Parexel has enlarged its clinical trial supply network with the opening of a distribution centre in Singapore and expansion of its Massachusetts facilities.
Parexel’s Clinical Logistical Services group distributes clinical trial supplies, lab services, and ancillary supplies worldwide.
The Singapore depot will provide services not offered by the division before, including secondary packaging and labelling services, which the company President told In-Pharmatechnologist.com would speed study times and first-in-patient milestones.
“From a labelling standpoint there are strict GMP regulations,” explained Mark Goldberg, President and Chief Operating Officer, Parexel. “Sometimes changes occur in a clinical trial, or there’s a change in the expiration date of a product. If our regional distribution centres have the capability to relabel, then we can relabel on site as opposed to having to resend the product to the manufacturer. There’s a real saving in cost and time.”
The company’s Clinical Logistical Services also offer risk evaluation and mitigation planning for investigational site supply, technology to track shipments and inventory, consulting on global import and export compliance, and expiry and update labeling services.
Getting specimens across borders
The company President said the latest depot was part of a network which simplified trials for clients by keeping up-to-date on regulations worldwide. The companies’ trial supply infrastructure extends to North America, Latin America, Europe, Africa and the Asia Pacific region.
“There are a lot of nuances in dealing with clinical trial supplies. Different regulations apply in more or less every country.

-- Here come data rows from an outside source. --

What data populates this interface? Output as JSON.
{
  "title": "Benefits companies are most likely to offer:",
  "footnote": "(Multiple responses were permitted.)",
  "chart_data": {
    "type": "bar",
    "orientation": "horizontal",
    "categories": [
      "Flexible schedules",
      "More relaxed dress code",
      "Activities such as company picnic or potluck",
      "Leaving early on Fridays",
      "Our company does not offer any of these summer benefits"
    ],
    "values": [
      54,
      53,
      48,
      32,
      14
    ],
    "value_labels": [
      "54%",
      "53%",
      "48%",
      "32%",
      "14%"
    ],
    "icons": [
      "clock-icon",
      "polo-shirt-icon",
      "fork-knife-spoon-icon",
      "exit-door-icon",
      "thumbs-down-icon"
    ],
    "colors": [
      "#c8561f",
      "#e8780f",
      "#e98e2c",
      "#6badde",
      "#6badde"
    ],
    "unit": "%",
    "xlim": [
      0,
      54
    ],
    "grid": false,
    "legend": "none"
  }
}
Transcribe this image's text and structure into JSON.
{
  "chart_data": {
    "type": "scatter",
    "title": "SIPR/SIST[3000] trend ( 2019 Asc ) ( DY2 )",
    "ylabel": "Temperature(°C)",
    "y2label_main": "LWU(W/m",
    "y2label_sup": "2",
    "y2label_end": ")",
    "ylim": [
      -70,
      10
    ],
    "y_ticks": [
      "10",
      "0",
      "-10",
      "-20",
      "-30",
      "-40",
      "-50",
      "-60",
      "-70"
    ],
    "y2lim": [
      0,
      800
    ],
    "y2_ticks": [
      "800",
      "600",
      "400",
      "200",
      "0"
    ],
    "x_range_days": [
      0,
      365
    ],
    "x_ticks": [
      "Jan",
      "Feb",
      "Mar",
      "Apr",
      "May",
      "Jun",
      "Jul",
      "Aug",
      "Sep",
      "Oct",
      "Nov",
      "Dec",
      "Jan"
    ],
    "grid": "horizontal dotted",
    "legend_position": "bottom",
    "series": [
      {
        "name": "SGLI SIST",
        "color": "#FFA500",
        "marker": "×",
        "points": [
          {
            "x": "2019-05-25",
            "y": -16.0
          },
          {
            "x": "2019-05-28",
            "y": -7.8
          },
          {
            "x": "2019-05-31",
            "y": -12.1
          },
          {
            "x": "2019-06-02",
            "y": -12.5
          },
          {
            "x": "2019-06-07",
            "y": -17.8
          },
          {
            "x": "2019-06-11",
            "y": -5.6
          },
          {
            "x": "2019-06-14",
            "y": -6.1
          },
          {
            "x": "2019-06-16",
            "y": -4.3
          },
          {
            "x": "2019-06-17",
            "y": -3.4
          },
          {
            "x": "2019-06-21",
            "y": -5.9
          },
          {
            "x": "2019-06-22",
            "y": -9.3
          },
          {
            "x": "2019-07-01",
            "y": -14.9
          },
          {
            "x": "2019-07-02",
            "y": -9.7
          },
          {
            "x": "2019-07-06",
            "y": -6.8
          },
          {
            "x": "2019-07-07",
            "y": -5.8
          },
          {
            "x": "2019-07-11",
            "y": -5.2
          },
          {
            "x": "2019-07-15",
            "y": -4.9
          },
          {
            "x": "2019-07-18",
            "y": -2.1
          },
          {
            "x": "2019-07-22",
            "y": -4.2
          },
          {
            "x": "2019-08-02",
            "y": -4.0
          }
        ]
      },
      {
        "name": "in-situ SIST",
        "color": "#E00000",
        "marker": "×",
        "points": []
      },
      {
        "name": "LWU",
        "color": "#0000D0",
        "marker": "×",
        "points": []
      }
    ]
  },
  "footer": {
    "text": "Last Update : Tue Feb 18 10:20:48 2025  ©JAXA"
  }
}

“There are many companies that play in the space of generic logistics – the big packaging companies – but they tend not to have the expertise on the regulatory side, for instance about import and export law relating to investigative products, or biological specimens that cross borders. We have a deep knowledge of the regulatory process.”

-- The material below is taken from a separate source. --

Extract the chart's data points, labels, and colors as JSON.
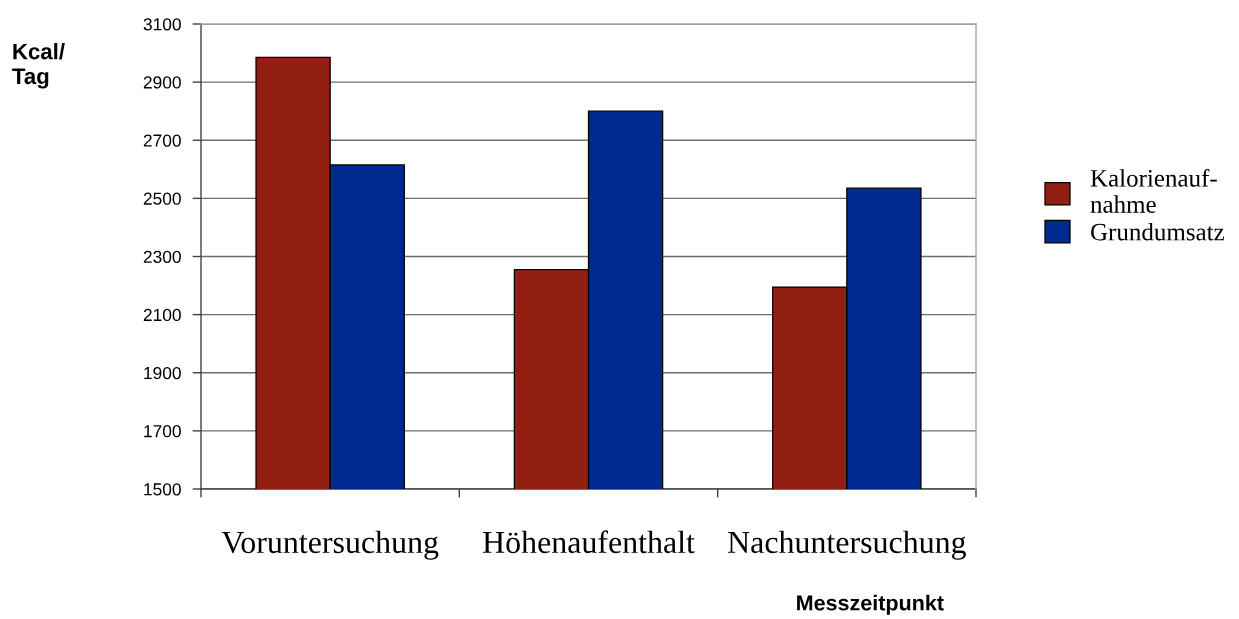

One change to a regional regulation could mean a product being stuck at a border and a trial patient not receiving medication, said Goldberg, unless a company stayed on top of the changing rules.
Predicting biologics supply
Goldberg told us the company coupled its physical logistics services, like distribution and inventory, with information from e-clinical systems obtained from its clinical trials.
The company’s randomisation informatics “allow us to know how many patients are involved on a site and how many are on what arm,” said Goldberg.
“Biologics are expensive. This way, we can know exactly what supplies are needed, and maintain the blind [study]. It allows for tighter inventory management – otherwise pharmaceutical partners would have to guess.”